Lord Sumption: Access to finance systems must be protected
Former justice of the Supreme Court Jonathan Sumption writes in the Times on how PayPal closed the accounts of the Free Speech Union (FSU) and the child welfare organisation UsforThem. Although the payments company has since reversed its decision following a backlash, Lord Sumption suggests regulations could be changed to prohibit financial services companies from discriminating against clients on a political or ideological basis.
Tesco reins in expectations as shoppers aim to save
Tesco has cautioned that its profits for this year are unlikely to be as big as some in the City had expected, with customers "watching every penny" as they try to make ends meet. The UK's largest supermarket chain revealed that operating profits in its retail division fell by 10% in the six months to the end of August. However, sales across the whole group excluding its fuel business increased by more than 3%. The retailer now expects annual underlying retail earnings of between £2.4bn and £2.5bn, which is at the lower end of previous guidance.
Britain’s services sector comes to a standstill
The S&P Global UK Composite Purchasing Managers' Index fell to 49.1 in September from 49.6 in August, the lowest reading since January 2021. The PMI for the services sector fell to 50.0 from 50.9 in August, signifying stagnation but still better than the flash reading of 49.2. "Service sector businesses trimmed their growth expectations to the lowest seen for nearly two-and-a-half years in September, which survey respondents linked to concerns about falling disposable income and the unfavourable global economic outlook," said Tim Moore, economics director at S&P Global Market Intelligence.
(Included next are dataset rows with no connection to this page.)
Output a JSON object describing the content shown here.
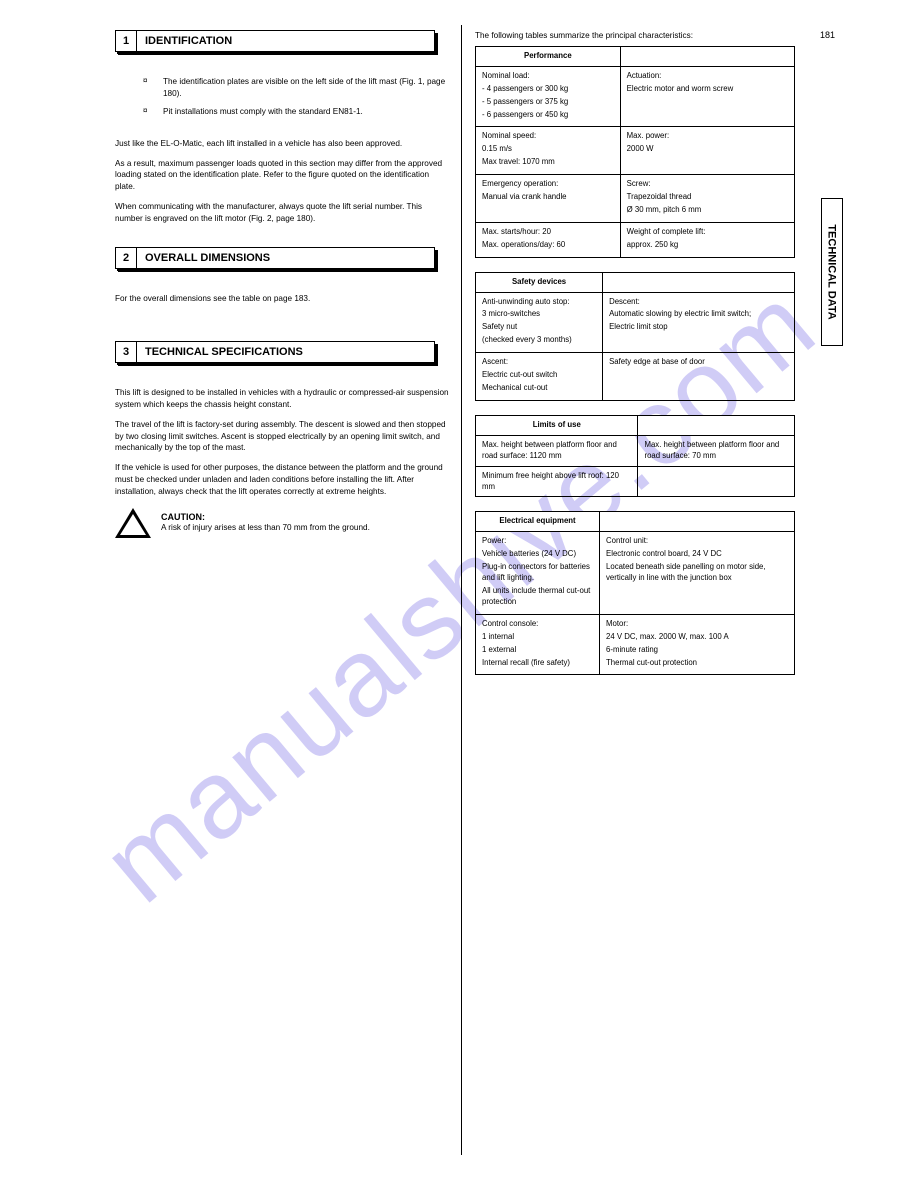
{
  "page_number": "181",
  "side_tab": "TECHNICAL DATA",
  "watermark": "manualshive.com",
  "left": {
    "sec1": {
      "num": "1",
      "title": "IDENTIFICATION",
      "bullets": [
        "The identification plates are visible on the left  side of the lift mast (Fig. 1, page 180).",
        "Pit installations must comply with the standard  EN81-1."
      ],
      "paras": [
        "Just like the EL-O-Matic, each lift installed in a  vehicle has also been approved.",
        "As a result, maximum passenger loads quoted  in this section may differ from the approved  loading stated on the identification plate. Refer  to the figure quoted on the identification plate.",
        "When communicating with the manufacturer,  always quote the lift serial number. This number  is engraved on the lift motor (Fig. 2, page 180)."
      ]
    },
    "sec2": {
      "num": "2",
      "title": "OVERALL DIMENSIONS",
      "para": "For the overall dimensions see the table on  page 183."
    },
    "sec3": {
      "num": "3",
      "title": "TECHNICAL SPECIFICATIONS",
      "para1": "This lift is designed to be installed in vehicles  with a hydraulic or compressed-air suspension  system which keeps the chassis height  constant.",
      "para2": "The travel of the lift is factory-set during  assembly. The descent is slowed and then  stopped by two closing limit switches.  Ascent is stopped electrically by an opening  limit switch, and mechanically by the top of the  mast.",
      "para3": "If the vehicle is used for other purposes, the  distance between the platform and the ground  must be checked under unladen and laden  conditions before installing the lift. After  installation, always check that the lift operates  correctly at extreme heights.",
      "warn_label": "CAUTION:",
      "warn_text": "A risk of injury arises at less than  70 mm from the ground."
    }
  },
  "right": {
    "t1": {
      "intro": "The following tables summarize the principal  characteristics:",
      "head": [
        "Performance",
        ""
      ],
      "rows": [
        [
          "Nominal load:\n- 4 passengers or 300 kg\n- 5 passengers or 375 kg\n- 6 passengers or 450 kg",
          "Actuation:\nElectric motor and worm  screw"
        ],
        [
          "Nominal speed:\n0.15 m/s\nMax travel: 1070 mm",
          "Max. power:\n2000 W"
        ],
        [
          "Emergency operation:\nManual via crank handle",
          "Screw:\nTrapezoidal thread\nØ 30 mm, pitch 6 mm"
        ],
        [
          "Max. starts/hour: 20\nMax. operations/day: 60",
          "Weight of complete lift:\napprox. 250 kg"
        ]
      ]
    },
    "t2": {
      "head": [
        "Safety devices",
        ""
      ],
      "rows": [
        [
          "Anti-unwinding auto stop:\n3 micro-switches\nSafety nut\n(checked every 3 months)",
          "Descent:\nAutomatic slowing by  electric limit switch;\nElectric limit stop"
        ],
        [
          "Ascent:\nElectric cut-out switch\nMechanical cut-out",
          "Safety edge at base of  door"
        ]
      ]
    },
    "t3": {
      "head": [
        "Limits of use",
        ""
      ],
      "rows": [
        [
          "Max. height between  platform floor and road  surface: 1120 mm",
          "Max. height between  platform floor and road  surface: 70 mm"
        ],
        [
          "Minimum free height above  lift roof: 120 mm",
          ""
        ]
      ]
    },
    "t4": {
      "head": [
        "Electrical equipment",
        ""
      ],
      "rows": [
        [
          "Power:\nVehicle batteries (24 V DC)\nPlug-in connectors for  batteries and lift lighting.\nAll units include thermal  cut-out protection",
          "Control unit:\nElectronic control board,  24 V DC\nLocated beneath side  panelling on motor side,  vertically in line with the  junction box"
        ],
        [
          "Control console:\n1 internal\n1 external\nInternal recall (fire safety)",
          "Motor:\n24 V DC, max. 2000 W,  max. 100 A\n6-minute rating\nThermal cut-out protection"
        ]
      ]
    }
  }
}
Fitch threatens to downgrade UK's credit rating following mini-Budget
Fitch has threatened to downgrade the UK's credit rating in light of the Government’s spending plans. Fitch said the country's credit rating remained "AA-" but added there had been a "material change" which required it to update investors. The agency warned the "large and unfunded" package announced last month by Kwasi Kwarteng could result in "a significant increase in fiscal deficits over the medium term". It said the tax cuts revealed in the mini-Budget would deprive the Treasury of £27.7bn in 2023/24 and £31.3bn in 2024/25, leaving earlier spending commitments by the Government underfunded.
World Bank dismisses report on fossil fuel funding
A report from a coalition of more than 50 NGOs called the Big Shift Global claim the World Bank has provided nearly $15bn of finance directly to fossil fuel projects since the Paris agreement was signed in 2015. The report comes after World Bank president, David Malpass, last month refused to affirm so-called settled climate science when pressed by a journalist. The Big Shift Global report, entitled Investing in Climate Disaster: World Bank Group Finance for Fossil Fuels, claims the World Bank was using its considerable leverage to push financial intermediaries to indirectly fund fossil fuel initiatives. However, the World Bank disputed the findings of the report and pointed to the $109bn it provided in climate finance from 2016 to 2021, and the $25bn funding a year on average promised to 2025.